Low vision telerehabilitation aided veterans’ access to care during pandemic
Click Here to Manage Email Alerts
At-home telerehabilitation during the COVID-19 pandemic increased access to optometry services for veterans with low vision ocular pathology, according to a study.
Cancellation of in-person, low vision services at the Veterans Affairs Western New York Healthcare System in Buffalo, New York (Buffalo VA) and all low vision telehealth services at community-based outpatient centers (CBOCs) and rural VAs prompted “a new challenge to ‘think outside the box’ and ‘work outside comfort zones’ ... to modify low vision ocular rehabilitation clinical video telehealth (CVT) services and switch all low vision services (in-person and original telehealth services),” Carolyn Ihrig, OD, FAAO, a low-vision rehabilitation optometrist at Buffalo VA, wrote in Telemedicine Journal and e-Health.
“With the concern of potential decline of functional ability over time, the goal was to minimize delay in beginning low vision ocular rehabilitation services when diagnosed,” Ihrig said.
Ihrig followed 82 patients from the Buffalo VA and CBOC rehabilitation clinics, including 26 patients who had in-person appointments canceled at the beginning of the pandemic and 56 who were referred to these clinics after 4 months. The delay in beginning low vision rehabilitation was determined by comparing the date of the original canceled in-person service with the date of patients’ completed home ocular rehabilitation telehealth appointment or rescheduled in-person appointment.
Of patients with canceled in-person appointments, those who scheduled the new home low vision ocular rehabilitation telehealth evaluation (58%) were delayed on average 25 days. In contrast, those who waited until in-person clinics were open (27%) were delayed 153 days, those who waited until rural VAs and CBOCs were open (11%) were delayed 138 days, and those who waited until the original home ocular rehabilitation telehealth with therapist assistance was open (4%) were delayed 98 days.
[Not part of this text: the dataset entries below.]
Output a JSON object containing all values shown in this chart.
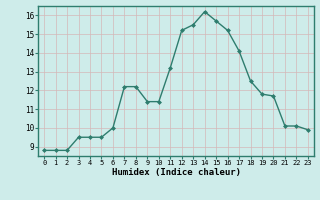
{
  "x": [
    0,
    1,
    2,
    3,
    4,
    5,
    6,
    7,
    8,
    9,
    10,
    11,
    12,
    13,
    14,
    15,
    16,
    17,
    18,
    19,
    20,
    21,
    22,
    23
  ],
  "y": [
    8.8,
    8.8,
    8.8,
    9.5,
    9.5,
    9.5,
    10.0,
    12.2,
    12.2,
    11.4,
    11.4,
    13.2,
    15.2,
    15.5,
    16.2,
    15.7,
    15.2,
    14.1,
    12.5,
    11.8,
    11.7,
    10.1,
    10.1,
    9.9
  ],
  "xlabel": "Humidex (Indice chaleur)",
  "ylim": [
    8.5,
    16.5
  ],
  "xlim": [
    -0.5,
    23.5
  ],
  "yticks": [
    9,
    10,
    11,
    12,
    13,
    14,
    15,
    16
  ],
  "xticks": [
    0,
    1,
    2,
    3,
    4,
    5,
    6,
    7,
    8,
    9,
    10,
    11,
    12,
    13,
    14,
    15,
    16,
    17,
    18,
    19,
    20,
    21,
    22,
    23
  ],
  "xtick_labels": [
    "0",
    "1",
    "2",
    "3",
    "4",
    "5",
    "6",
    "7",
    "8",
    "9",
    "10",
    "11",
    "12",
    "13",
    "14",
    "15",
    "16",
    "17",
    "18",
    "19",
    "20",
    "21",
    "22",
    "23"
  ],
  "line_color": "#2e7d6e",
  "marker_color": "#2e7d6e",
  "bg_color": "#ceecea",
  "grid_color": "#c0dedd",
  "title": ""
}
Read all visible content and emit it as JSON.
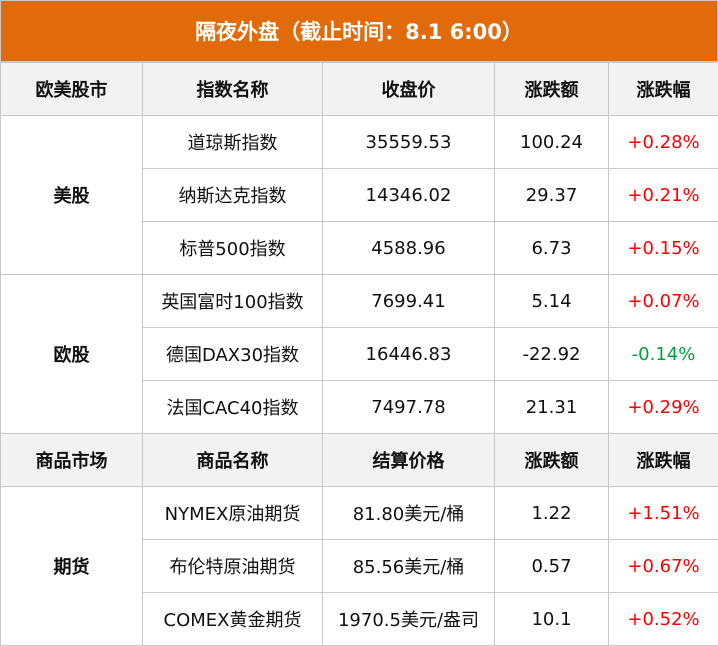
{
  "title": "隔夜外盘（截止时间：8.1 6:00）",
  "colors": {
    "header_bg": "#E16B0B",
    "up": "#ff0000",
    "down": "#00a040"
  },
  "sections": [
    {
      "headers": [
        "欧美股市",
        "指数名称",
        "收盘价",
        "涨跌额",
        "涨跌幅"
      ],
      "groups": [
        {
          "name": "美股",
          "rows": [
            {
              "name": "道琼斯指数",
              "price": "35559.53",
              "change": "100.24",
              "pct": "+0.28%",
              "dir": "up"
            },
            {
              "name": "纳斯达克指数",
              "price": "14346.02",
              "change": "29.37",
              "pct": "+0.21%",
              "dir": "up"
            },
            {
              "name": "标普500指数",
              "price": "4588.96",
              "change": "6.73",
              "pct": "+0.15%",
              "dir": "up"
            }
          ]
        },
        {
          "name": "欧股",
          "rows": [
            {
              "name": "英国富时100指数",
              "price": "7699.41",
              "change": "5.14",
              "pct": "+0.07%",
              "dir": "up"
            },
            {
              "name": "德国DAX30指数",
              "price": "16446.83",
              "change": "-22.92",
              "pct": "-0.14%",
              "dir": "down"
            },
            {
              "name": "法国CAC40指数",
              "price": "7497.78",
              "change": "21.31",
              "pct": "+0.29%",
              "dir": "up"
            }
          ]
        }
      ]
    },
    {
      "headers": [
        "商品市场",
        "商品名称",
        "结算价格",
        "涨跌额",
        "涨跌幅"
      ],
      "groups": [
        {
          "name": "期货",
          "rows": [
            {
              "name": "NYMEX原油期货",
              "price": "81.80美元/桶",
              "change": "1.22",
              "pct": "+1.51%",
              "dir": "up"
            },
            {
              "name": "布伦特原油期货",
              "price": "85.56美元/桶",
              "change": "0.57",
              "pct": "+0.67%",
              "dir": "up"
            },
            {
              "name": "COMEX黄金期货",
              "price": "1970.5美元/盎司",
              "change": "10.1",
              "pct": "+0.52%",
              "dir": "up"
            }
          ]
        }
      ]
    }
  ]
}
“Expanding home low vision telerehabilitation services during the COVID-19 pandemic noted an overall increase in veterans who were able to access low vision optometry services utilizing CVT in their home when in-person services were canceled,” Ihrig wrote.
Of 56 newly referred patients, 91% scheduled home low vision ocular telerehabilitation evaluations without delay, 5% waited until in-person clinics were open, and 4% waited until rural VAs and CBOCs were open.
“As technology advances, future cost-saving technology can be utilized for consultations with a low vision optometrist and therapist,” Ihrig concluded. “Ultimately, a modern interdependent low vision telerehabilitation service system providing simpler, faster and cheaper services for veterans who are partially sighted or legally blind could be implemented.”